Alfred Penderell Waddington fit ses études primaires en Angleterre mais, en 1818, après la mort de son père, il rejoignit un de ses frères plus âgés, Thomas, qui était alors le chef de la branche française de la famille, et dont les fils devaient plus tard occuper une situation de premier plan dans la vie publique française. À Paris, Alfred Waddington fréquenta l’école spéciale du Commerce et passa ensuite deux ans en Allemagne, à l’université de Göttingen et à Leipzig. En 1823, il fonda avec son frère Thomas une compagnie pour l’exploitation d’une fonderie, mais leur association se termina en 1825. C’était là la première de toute une suite d’entreprises commerciales infructueuses qui faisaient dire à Alfred en 1841 : « Depuis 20 ans, je n’ai fait que lutter contre l’adversité ; ma vie n’a été faite que de déceptions et il semble bien que ce n’est pas fini. » À cette époque, il était administrateur d’une forge à Lanvaux, près d’Auray en Bretagne, et occupa ce poste de 1829 jusque vers 1845, date à laquelle il partit s’installer à Épinac, en Bourgogne. Son frère préféré, Frederick, l’avait aidé à maintes reprises et ce fut encore lui qui lui fournit les fonds nécessaires lorsque, attiré par la ruée vers l’or, Alfred s’embarqua pour la Californie, en mai 1850. En 1854, il était associé dans l’affaire d’épicerie en gros Dulip and Waddington de San Francisco. Le commerce prospéra et, lorsque la ruée vers l’or commença en 1858 dans le fleuve Fraser, Waddington partit pour Victoria où il ouvrit une succursale. Il avait à cette époque 57 ans et devait être l’un des chercheurs d’or les plus âgés et les plus instruits.

Waddington s’adapta vite à la vie de son nouveau pays, dont il découvrit bientôt les ressources et au développement duquel il se consacra.
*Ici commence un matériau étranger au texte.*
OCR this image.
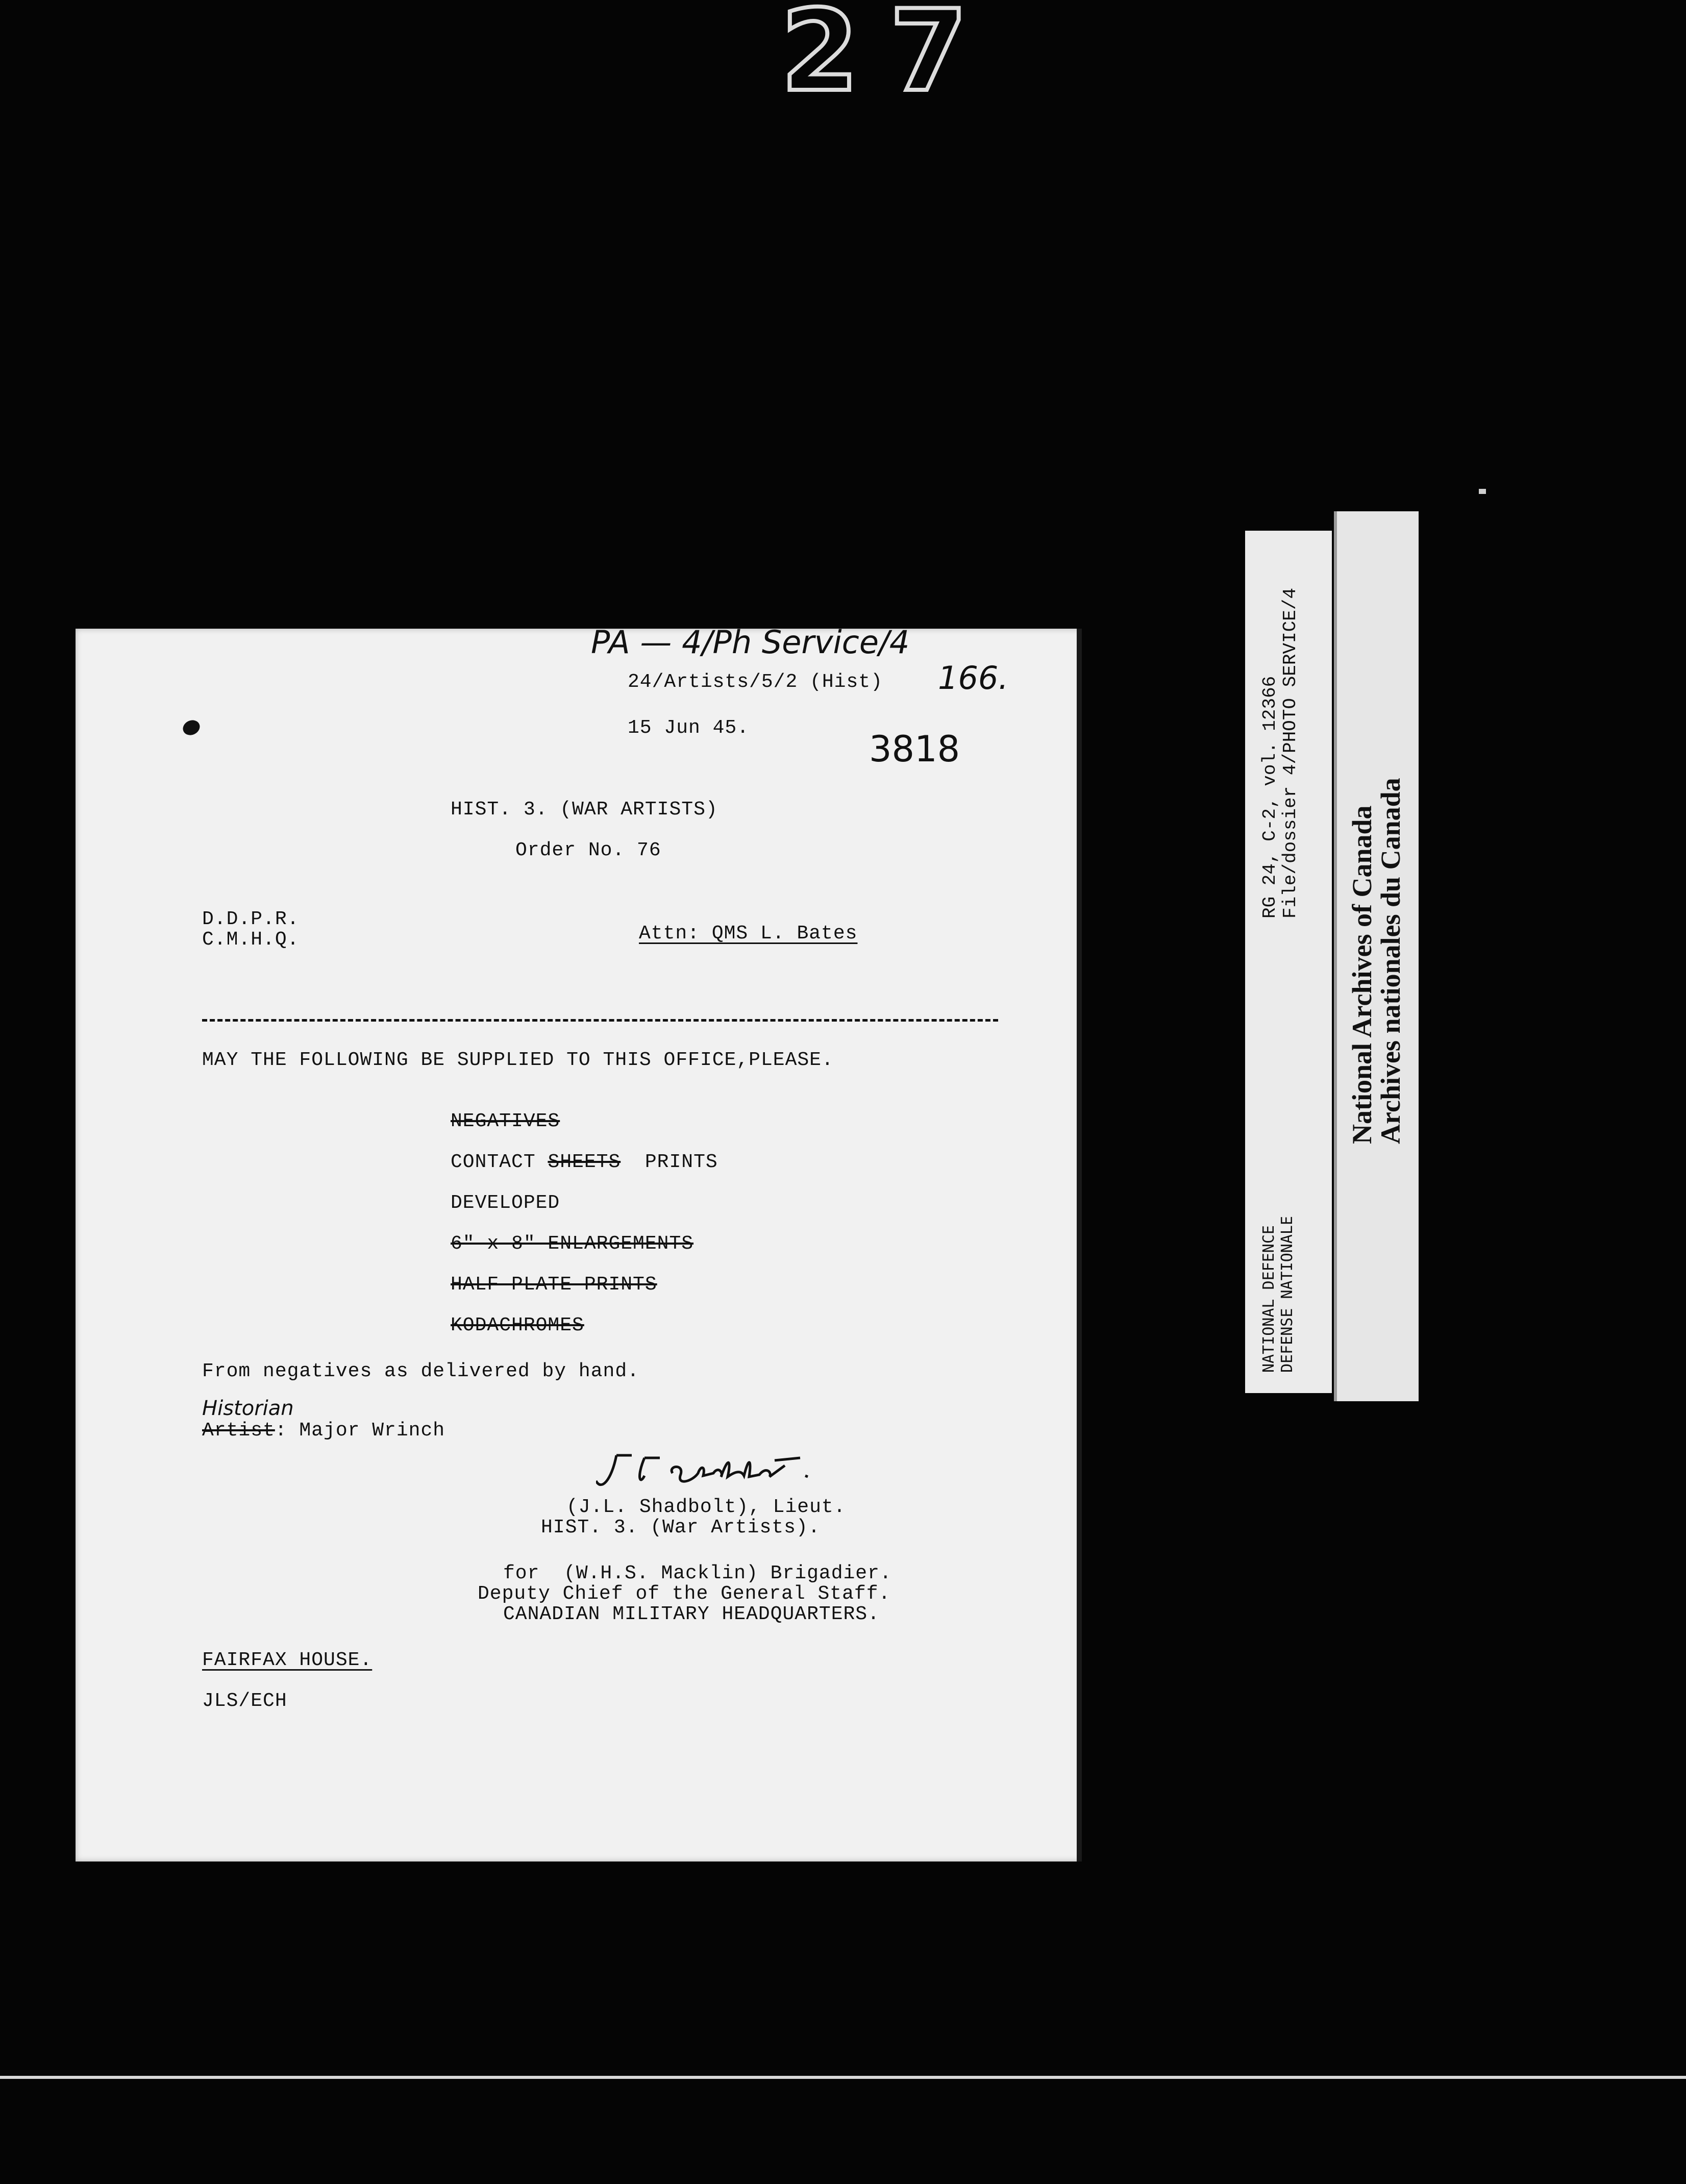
27
PA — 4/Ph Service/4
24/Artists/5/2 (Hist) 166.
15 Jun 45.
3818
HIST. 3. (WAR ARTISTS)
Order No. 76
D.D.P.R.
C.M.H.Q.	Attn: QMS L. Bates
MAY THE FOLLOWING BE SUPPLIED TO THIS OFFICE,PLEASE.
NEGATIVES
CONTACT SHEETS  PRINTS
DEVELOPED
6" x 8" ENLARGEMENTS
HALF-PLATE-PRINTS
KODACHROMES
From negatives as delivered by hand.
Historian
Artist: Major Wrinch
(J.L. Shadbolt), Lieut.
HIST. 3. (War Artists).
for  (W.H.S. Macklin) Brigadier.
Deputy Chief of the General Staff.
CANADIAN MILITARY HEADQUARTERS.
FAIRFAX HOUSE.
JLS/ECH
RG 24, C-2, vol. 12366 File/dossier 4/PHOTO SERVICE/4
NATIONAL DEFENCE DEFENSE NATIONALE
National Archives of Canada
Archives nationales du Canada
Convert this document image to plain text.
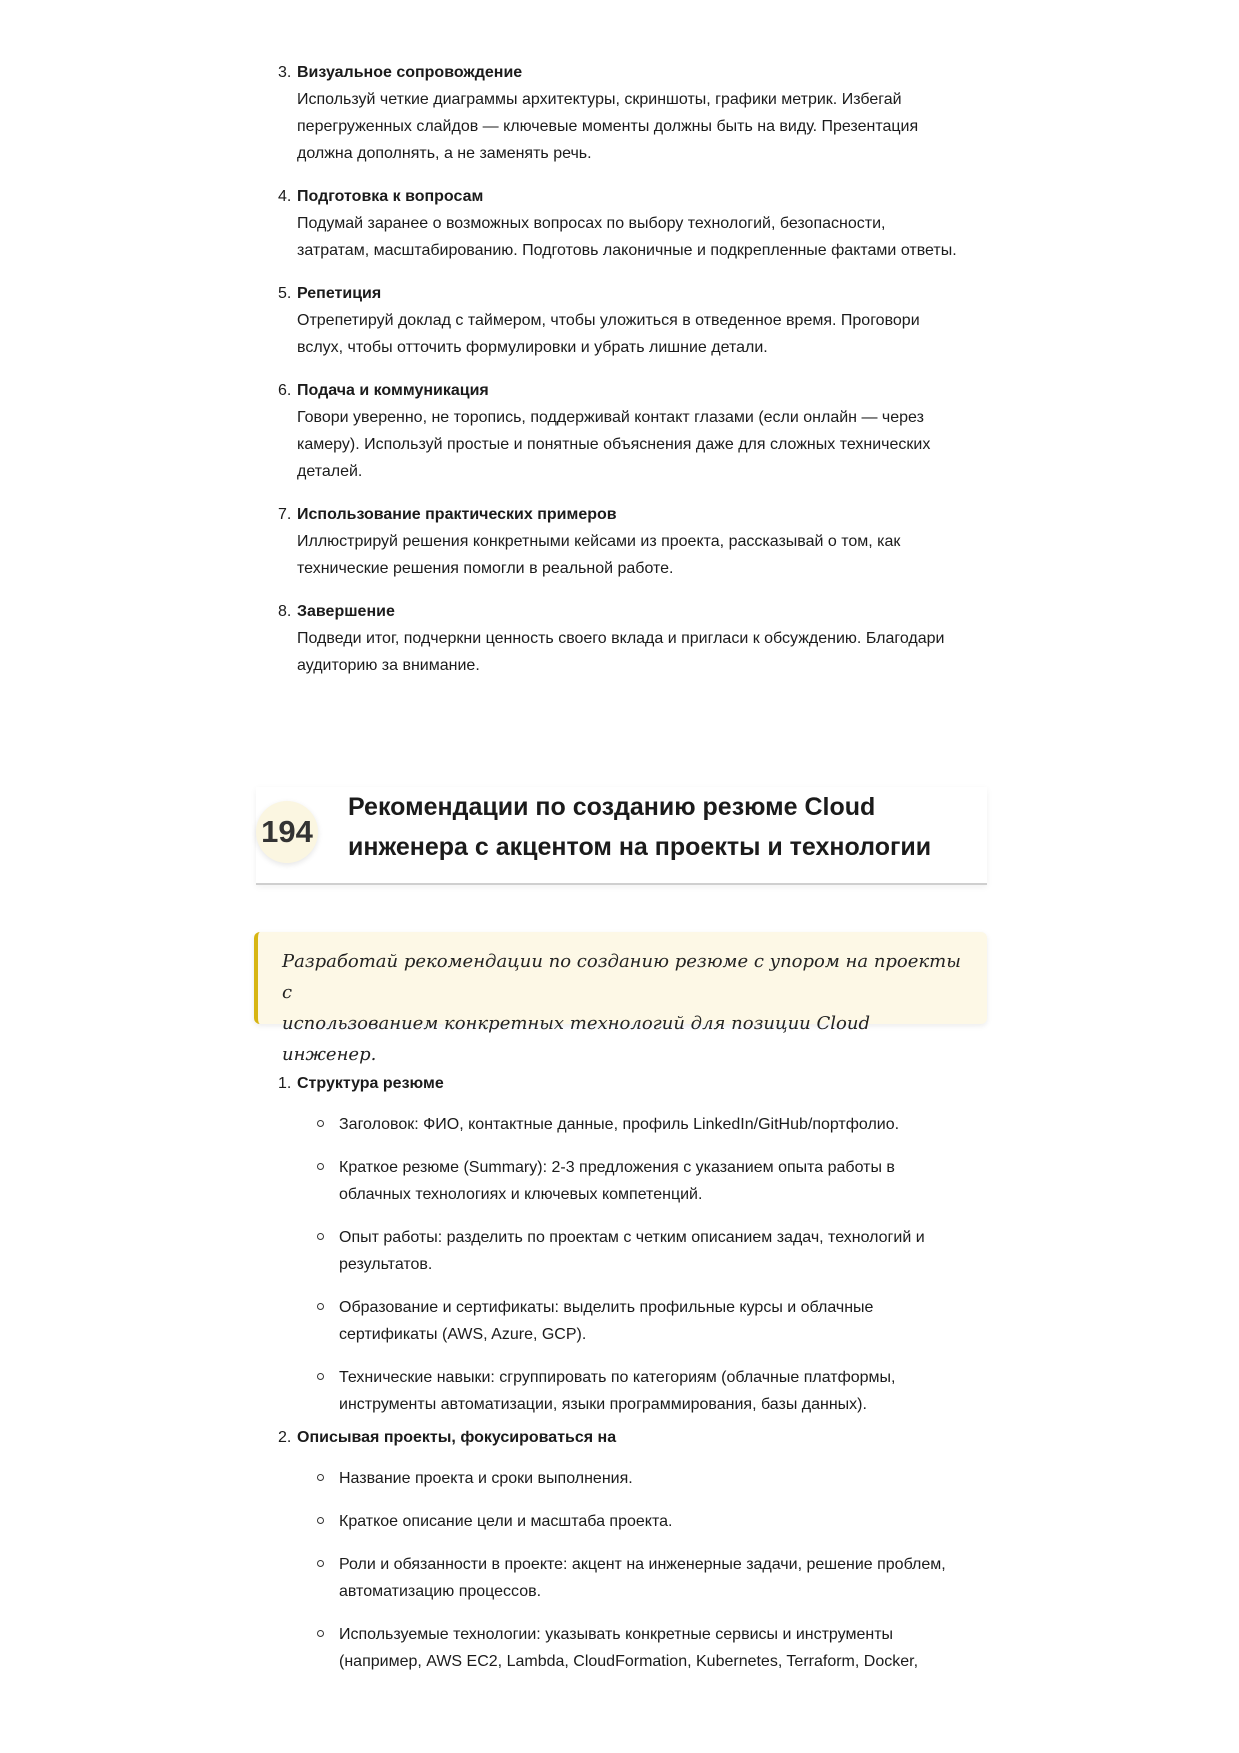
3. Визуальное сопровождение
Используй четкие диаграммы архитектуры, скриншоты, графики метрик. Избегай
перегруженных слайдов — ключевые моменты должны быть на виду. Презентация
должна дополнять, а не заменять речь.
4. Подготовка к вопросам
Подумай заранее о возможных вопросах по выбору технологий, безопасности,
затратам, масштабированию. Подготовь лаконичные и подкрепленные фактами ответы.
5. Репетиция
Отрепетируй доклад с таймером, чтобы уложиться в отведенное время. Проговори
вслух, чтобы отточить формулировки и убрать лишние детали.
6. Подача и коммуникация
Говори уверенно, не торопись, поддерживай контакт глазами (если онлайн — через
камеру). Используй простые и понятные объяснения даже для сложных технических
деталей.
7. Использование практических примеров
Иллюстрируй решения конкретными кейсами из проекта, рассказывай о том, как
технические решения помогли в реальной работе.
8. Завершение
Подведи итог, подчеркни ценность своего вклада и пригласи к обсуждению. Благодари
аудиторию за внимание.
194
Рекомендации по созданию резюме Cloud
инженера с акцентом на проекты и технологии
Разработай рекомендации по созданию резюме с упором на проекты с
использованием конкретных технологий для позиции Cloud инженер.
1. Структура резюме
Заголовок: ФИО, контактные данные, профиль LinkedIn/GitHub/портфолио.
Краткое резюме (Summary): 2-3 предложения с указанием опыта работы в
облачных технологиях и ключевых компетенций.
Опыт работы: разделить по проектам с четким описанием задач, технологий и
результатов.
Образование и сертификаты: выделить профильные курсы и облачные
сертификаты (AWS, Azure, GCP).
Технические навыки: сгруппировать по категориям (облачные платформы,
инструменты автоматизации, языки программирования, базы данных).
2. Описывая проекты, фокусироваться на
Название проекта и сроки выполнения.
Краткое описание цели и масштаба проекта.
Роли и обязанности в проекте: акцент на инженерные задачи, решение проблем,
автоматизацию процессов.
Используемые технологии: указывать конкретные сервисы и инструменты
(например, AWS EC2, Lambda, CloudFormation, Kubernetes, Terraform, Docker,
Les premiers gisements aurifères que l’on avait découverts étaient situés à des endroits peu profonds le long des rives du Fraser, dans le voisinage de Hope et de Yale. Ils furent vite épuisés, et des milliers de mécontents commencèrent à quitter le pays. Dans le but d’enrayer cet exode et de rétablir la bonne réputation de l’Île-de-Vancouver et de la Colombie-Britannique, Waddington fit paraître en novembre 1858, The Fraser mines vindicated, or the history of four months (Victoria), le premier livre, en dehors des publications officielles, imprimé dans l’Île-de-Vancouver. Il se trouva vite mêlé à la politique, en se joignant à Amor De Cosmos* et d’autres dans leur opposition aux pouvoirs et aux méthodes autoritaires du gouverneur James Douglas et de la Hudson’s Bay Company. En 1859, Waddington publia, sous le couvert de l’anonymat, une brochure intitulée The necessity of reform : a tract for the times ; addressed to the colonists of Vancouver Island (Victoria). Au début de 1860, il fut élu à la chambre d’Assemblée où il représenta la circonscription de Victoria, mais il démissionna en octobre 1861 pour se consacrer uniquement à la construction de routes, entreprise qui devait le rendre célèbre. En 1862, il participa à la rédaction de la charte de la ville de Victoria mais il refusa de se présenter comme premier maire tel qu’on le lui proposait.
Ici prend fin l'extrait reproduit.